Rougned Odor himself is an excellent baseball player. He plays stellar second base and is that wonderful combination of power and speed that every team chases in every single player. Before he punched Jose Bautista in the face, I actually liked Rougned Odor. After he punched Jose Bautista in the face, well, let’s just say I’ll boo him whenever he comes to bat every single time. He has taught me the art of sportsmanship in the weird way of showing me exactly what I would never want to be and showing me exactly the type of player I would never want to have on my team. I know that may sound a bit strange considering my love of Jose Bautista and his erratic temper, but hear me out.
Over the past year I began playing in a recreational softball league. Many of the teams we play are just a bunch of friends or coworkers who want something to do in the evenings once a week for fun. But then there’s the players that have the poorest sportsmanship and ruin it for everyone. The players that slam their bats when they get out, the players that yell at their teammates when they make and error, and the players that get into arguments with the other team over trivial calls in a recreational softball league. What Rougned Odor taught me is that I never want to be that person and I never want that person on my team. I never want to punch someone in the face just because I thought they might come at me or just because I don’t like them. After all, baseball is a game. We get so intense and so frustrated with our home teams that we tend to forget the fact that it’s a game with a ball and a bat that, in the grand scheme of things, doesn’t really matter. I wonder if, at the end of his life, Rougned Odor will think back to the day he punched Jose Bautista and understand how silly it was at the time.

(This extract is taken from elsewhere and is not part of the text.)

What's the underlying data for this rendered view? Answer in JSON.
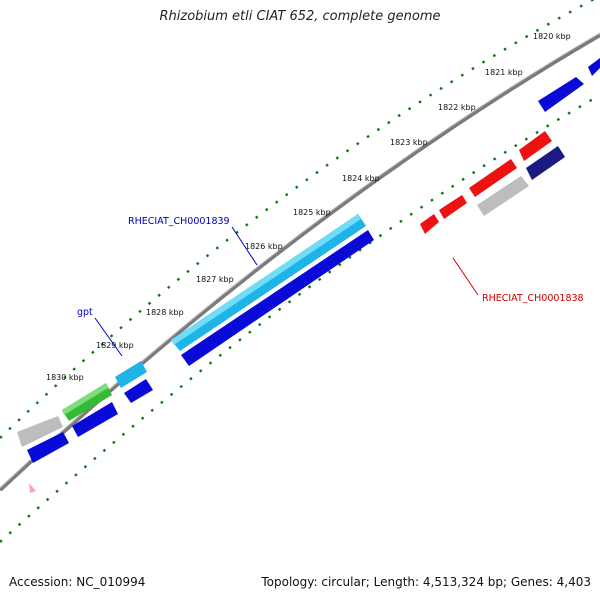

Not only did he teach me sportsmanship and understanding that getting upset over something like baseball is pointless, he also taught me that there’s no point in getting angry with someone over something that you cannot control. Let’s think back to why he sucker punched Bautista in the first place; because the man hit the biggest homerun of his career when the spotlights of the world were on him and he threw his bat a few feet in celebration. The entire state of Texas was mad at a man for experiencing happiness because it came at their expense. One thing that my brother always taught me growing up in the city of Toronto (where the home team always loses) is that somebody has to lose. There would be no point of playing baseball for a championship if all thirty teams got to win the World Series every season. I would have thought that Rougned Odor would understand that by now, considering how many major league games he’s played in his life, but I guess he doesn’t and I guess that’s something that he’ll hold with him for the rest of his life considering the outcome of the 2016 American League Division Series. I certainly hope that nobody gets hurt in the first series between the Blue Jays and Rangers in the 2017 season, but I’m afraid something like that might happen again. It’s a cliche but when you drink poison and expect the other person to die, you’re only killing yourself, a lesson that Rougned Odor and the Texas Rangers have yet to learn.
So yes, Jose Bautista can be a jerkwad at times. Yes, he flipped a bat and pissed of an entire state, an entire nation even, but the one thing that Rougned Odor taught me is that the best type of revenge is to just win with a smile on your face because at the end of the day, it’s just a game.